Ökosysteme versorgen uns mit lebenswichtigen Leistungen – mit sauberem Wasser, fruchtbaren Böden, Bestäubung, Klimaregulation und vielem mehr. Damit sie stabil funktionieren, braucht es das fein abgestimmte Zusammenspiel ihrer Bewohner – ein Zusammenspiel, das im Laufe der Koevolution entstanden ist. Über Millionen Jahre hinweg haben sich Arten gegenseitig und an ihre Umwelt angepasst.
Deshalb macht Vielfalt alleine ein Ökosystem noch nicht stabil. Entscheidend sind die Beziehungen zwischen den einzelnen Bestandteilen: zwischen Pflanzen, Tieren, Pilzen, Mikroorganismen und ihrer Umwelt. Diese komplexen Verflechtungen halten das ökologische Gleichgewicht aufrecht – und gerade sie verstehen wir oft nur unvollständig.
Wenn wir heute künstliche Lebensräume schaffen, etwa im Siedlungsraum, kommt es deshalb darauf an, heimische Arten zu fördern. Sie sind Teil dieses eingespielten Netzes und sichern, dass die vertrauten Beziehungen zwischen den Arten erhalten bleiben.
Biodiversität wirkt wie eine Versicherung für unsere Ökosysteme: In einem vielfältigen System kann der Ausfall einer Art oft durch eine andere ausgeglichen werden. Dieses Prinzip wird als funktionale Redundanz bezeichnet und verleiht der Natur ihre Widerstandskraft.
Wenn sich Umweltbedingungen verändern, können sich manche Arten anpassen oder neue Lebensräume besiedeln, während andere verschwinden. Doch die Besiedlung neuer Lebensräume gelingt nur, wenn diese miteinander verbunden sind und die Arten wandern können. Deshalb braucht es nicht nur einzelne Lebensräume, sondern auch Verbindungen zwischen ihnen – die sogenannte ökologische Infrastruktur.

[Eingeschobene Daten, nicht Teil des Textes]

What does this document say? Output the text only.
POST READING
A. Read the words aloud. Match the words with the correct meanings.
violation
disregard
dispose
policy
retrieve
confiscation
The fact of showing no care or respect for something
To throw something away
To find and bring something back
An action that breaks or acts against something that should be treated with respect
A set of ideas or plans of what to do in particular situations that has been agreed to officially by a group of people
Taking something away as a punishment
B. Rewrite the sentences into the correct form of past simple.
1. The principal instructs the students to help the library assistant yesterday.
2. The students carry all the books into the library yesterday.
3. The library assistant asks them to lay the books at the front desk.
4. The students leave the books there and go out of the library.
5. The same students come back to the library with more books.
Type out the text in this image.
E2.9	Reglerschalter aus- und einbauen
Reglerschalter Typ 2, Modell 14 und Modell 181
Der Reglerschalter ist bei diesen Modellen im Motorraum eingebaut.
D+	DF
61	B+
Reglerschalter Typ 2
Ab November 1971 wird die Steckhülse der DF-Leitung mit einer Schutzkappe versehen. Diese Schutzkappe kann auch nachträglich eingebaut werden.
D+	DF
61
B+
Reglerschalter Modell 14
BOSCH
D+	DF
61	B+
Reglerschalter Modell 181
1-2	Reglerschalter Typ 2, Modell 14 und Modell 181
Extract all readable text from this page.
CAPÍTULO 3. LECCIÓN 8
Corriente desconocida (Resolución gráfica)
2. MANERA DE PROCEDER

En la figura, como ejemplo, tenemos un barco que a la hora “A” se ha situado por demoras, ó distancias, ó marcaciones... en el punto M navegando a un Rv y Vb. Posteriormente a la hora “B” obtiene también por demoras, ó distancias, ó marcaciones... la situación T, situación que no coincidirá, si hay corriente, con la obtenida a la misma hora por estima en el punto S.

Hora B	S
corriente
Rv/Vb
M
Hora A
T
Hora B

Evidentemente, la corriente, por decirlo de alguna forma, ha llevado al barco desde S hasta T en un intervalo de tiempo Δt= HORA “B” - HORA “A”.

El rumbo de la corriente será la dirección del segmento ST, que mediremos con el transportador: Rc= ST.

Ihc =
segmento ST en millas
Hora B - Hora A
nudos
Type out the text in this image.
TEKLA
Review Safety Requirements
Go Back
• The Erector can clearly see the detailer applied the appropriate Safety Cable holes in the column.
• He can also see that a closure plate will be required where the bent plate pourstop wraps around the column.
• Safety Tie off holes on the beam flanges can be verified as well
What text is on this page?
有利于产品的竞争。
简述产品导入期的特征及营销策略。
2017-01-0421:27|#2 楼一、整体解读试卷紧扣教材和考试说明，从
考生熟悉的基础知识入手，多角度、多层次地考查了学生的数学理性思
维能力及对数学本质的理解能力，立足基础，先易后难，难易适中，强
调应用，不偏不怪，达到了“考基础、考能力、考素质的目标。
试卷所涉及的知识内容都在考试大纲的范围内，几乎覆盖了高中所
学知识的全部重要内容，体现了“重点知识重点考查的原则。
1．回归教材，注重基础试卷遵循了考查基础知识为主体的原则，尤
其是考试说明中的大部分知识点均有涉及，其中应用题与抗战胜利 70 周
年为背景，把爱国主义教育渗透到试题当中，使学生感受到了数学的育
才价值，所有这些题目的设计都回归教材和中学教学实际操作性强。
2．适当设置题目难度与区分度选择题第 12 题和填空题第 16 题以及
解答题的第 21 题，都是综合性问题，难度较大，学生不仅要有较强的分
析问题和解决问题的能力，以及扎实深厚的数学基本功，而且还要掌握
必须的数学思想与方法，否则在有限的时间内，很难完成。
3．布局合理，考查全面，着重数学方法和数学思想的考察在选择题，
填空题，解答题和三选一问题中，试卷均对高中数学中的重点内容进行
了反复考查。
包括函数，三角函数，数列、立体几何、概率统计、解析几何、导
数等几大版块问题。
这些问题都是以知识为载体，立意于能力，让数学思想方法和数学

Diese Vernetzung ist auch entscheidend für den Austausch von Erbmaterial. Denn je grösser die Vielfalt an Genen, Arten und Lebensräumen ist, desto besser können Ökosysteme auf Veränderungen reagieren – und desto verlässlicher bleiben die Leistungen, die sie uns bereitstellen. Fehlt diese Vielfalt, fehlt die Anpassungsfähigkeit. Schon Charles Darwin erkannte: Ohne genetische Vielfalt kann keine Art überleben, wenn sich die Lebensbedingungen ändern.
Am Ende ist Biodiversität weit mehr als ein abstrakter Begriff. Eine funktionierende Lebensgemeinschaft aller Lebewesen um uns herum ist die Grundlage unseres Daseins. Biodiversität ernährt uns, schützt uns – und ermöglicht unsere Existenz.